Лариса уже наливала кофе в термосы.

– Рисуешь все?

– Рисовал, пока не затарахтела твоя кофейная техника.

– Мешает?

– Нет. Наоборот. Я стал интенсивно, продуктивно и абстрактно думать об окружающей конкретике.

– И каков практический выход продукта?

– Решил, что сдержанность, отсутствие вспыльчивости, внутренняя бесконфликтность и будут, прежде всего, главными проявлениями, лучшими показателями ума.

– Чем упрекать, приложил бы лучше и свои усилия. Это ж не на один день.

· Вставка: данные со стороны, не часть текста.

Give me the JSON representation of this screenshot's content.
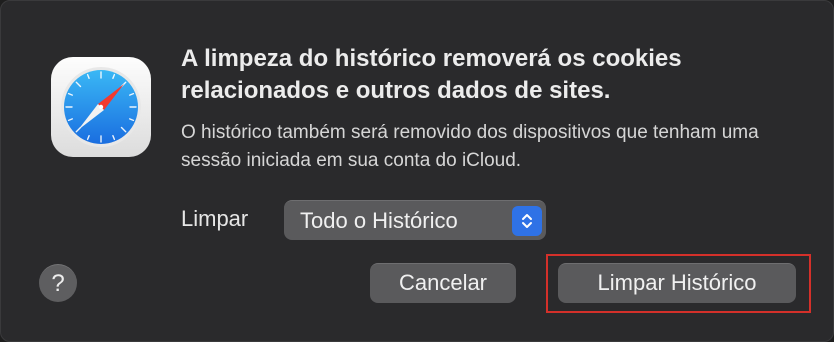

– Я тебя предупреждал: ни ради движимости, ни ради недвижимости утруждать свои пальцы лишними ударами друг о друга не стану.

– Ты говоришь, как представитель иной, более развитой цивилизации: понять тебя я не могу, а допустить, что это глупость, не смею.

– Уже слышу разумные речи. Объясняю: вещи ограничивают свободу. Чем терзаться, изыскивая пути наилучшего употребления имущества, лучше получать радость, наблюдая, как и что у других. Ради вещей – никаких лишних трудов.

– Да не ради вещей! Ради удобства и удовольствия. Сам же ездить будешь. Тебя ж возить придется.

– Можно и на такси.

– На такси! Да ладно, что там машина!.. Ты работаешь дома: пишешь, считаешь, думаешь, лежишь, пьешь…

– Дома? Пью? Редко.

– Тем более. Дома ты же можешь проявить себя хозяином, вождем семьи…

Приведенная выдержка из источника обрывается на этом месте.